CEVDET YILMAZ: DUVARLARA DEĞİL, KÖPRÜLERE İHTİYACIMIZ VAR
Cumhurbaşkanı Yardımcısı Cevdet Yılmaz, NEST Kongre ve Fuar Merkezi'nde, 4'üncü Antalya Diplomasi Forumu kapsamında 'Çok Kutupluluk Çağında Ortaklık Arayışı' konulu Liderler Paneli'nde konuştu. Küresel ve bölgesel düzeyde belirsizlik, öngörülemezlik, krizler ve çatışmalarla dolu bir zamandan geçildiğine dikkat çeken Cevdet Yılmaz, bu zorluklara karşı yeni bir bakış açısıyla diplomasiye yaklaşılması gerektiğine işaret etti. Soğuk savaş döneminde rekabetin daha çok güvenlik ve askeri alanda olduğunu belirten Yılmaz, bugün ise teknolojik ve ekonomik merkezli rekabetin yaşandığını söyledi. Özellikle ABD'nin bazı alanlarda rekabetçi üstünlüğünü yitirmeye başladığını hissetmesi ile Uzak Doğu'da yükselen bir ekonomik güç olarak Çin'in ekonomik ve teknolojik açıdan rekabette yükselişinin yeni çatışmaların merkezinde bulunduğunu söyleyen Yılmaz, gümrük tarifeleri savaşının da bunu çok iyi gösterdiğini ifade etti.
‘TÜRKİYE BU YENİ ZORLUKLAR İÇİN ÇOK DA İYİ KONUMLANMIŞ BİR ÜLKE’
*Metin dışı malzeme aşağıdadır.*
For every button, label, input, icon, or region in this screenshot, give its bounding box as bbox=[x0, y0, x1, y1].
Türkiye'nin Avrupa'yı çok yakından takip ettiğini, Avrupa'nın ekonomi, güvenlik konularında zorluklar yaşadığını dile getiren Cevdet Yılmaz, "Bir yandan Avrupa, Rusya'dan gelen ve diğer başka gelişmelerden kaynaklı ekonomik zorluklar yaşıyor ama bunun dışında bir de rekabet sorunu var. Özellikle Çin'in ve ABD'nin çok büyük etkisi var. Avrupa hem güvenlik meseleleri hem de ekonomik sorunları yaşıyor ve şuna da inanıyoruz ki Türkiye ve Avrupa bu sorunları daha fazla konuşmayla daha fazla pozitif, olumlu gündemle beraber çözebilir, üstesinden gelebilir. Kısa ve uzun dönem için politikalar aynı zamanda formüle edilmelidir. Türkiye gerçekten de bu yeni zorluklar için çok da iyi konumlanmış bir ülke. Bazı ülkeler belki belirsizlikler karşısında, bu zorlukları yönetmede yeni olabilir ama bizim tabii ki bu konulara bağışıklığımız oldukça yüksek. Tabii ki dünyanın çok ilginç bir yerinde bulunuyoruz. Üç kıtanın merkezinde, ortasında, kesişimindeyiz. Avrupa'yı, Afrika'yı, Asya'yı anlayabilme özelliğimiz bizim önde gelen, liderlik eden ülkelerden biri olmamız şansını da tanıyor" dedi.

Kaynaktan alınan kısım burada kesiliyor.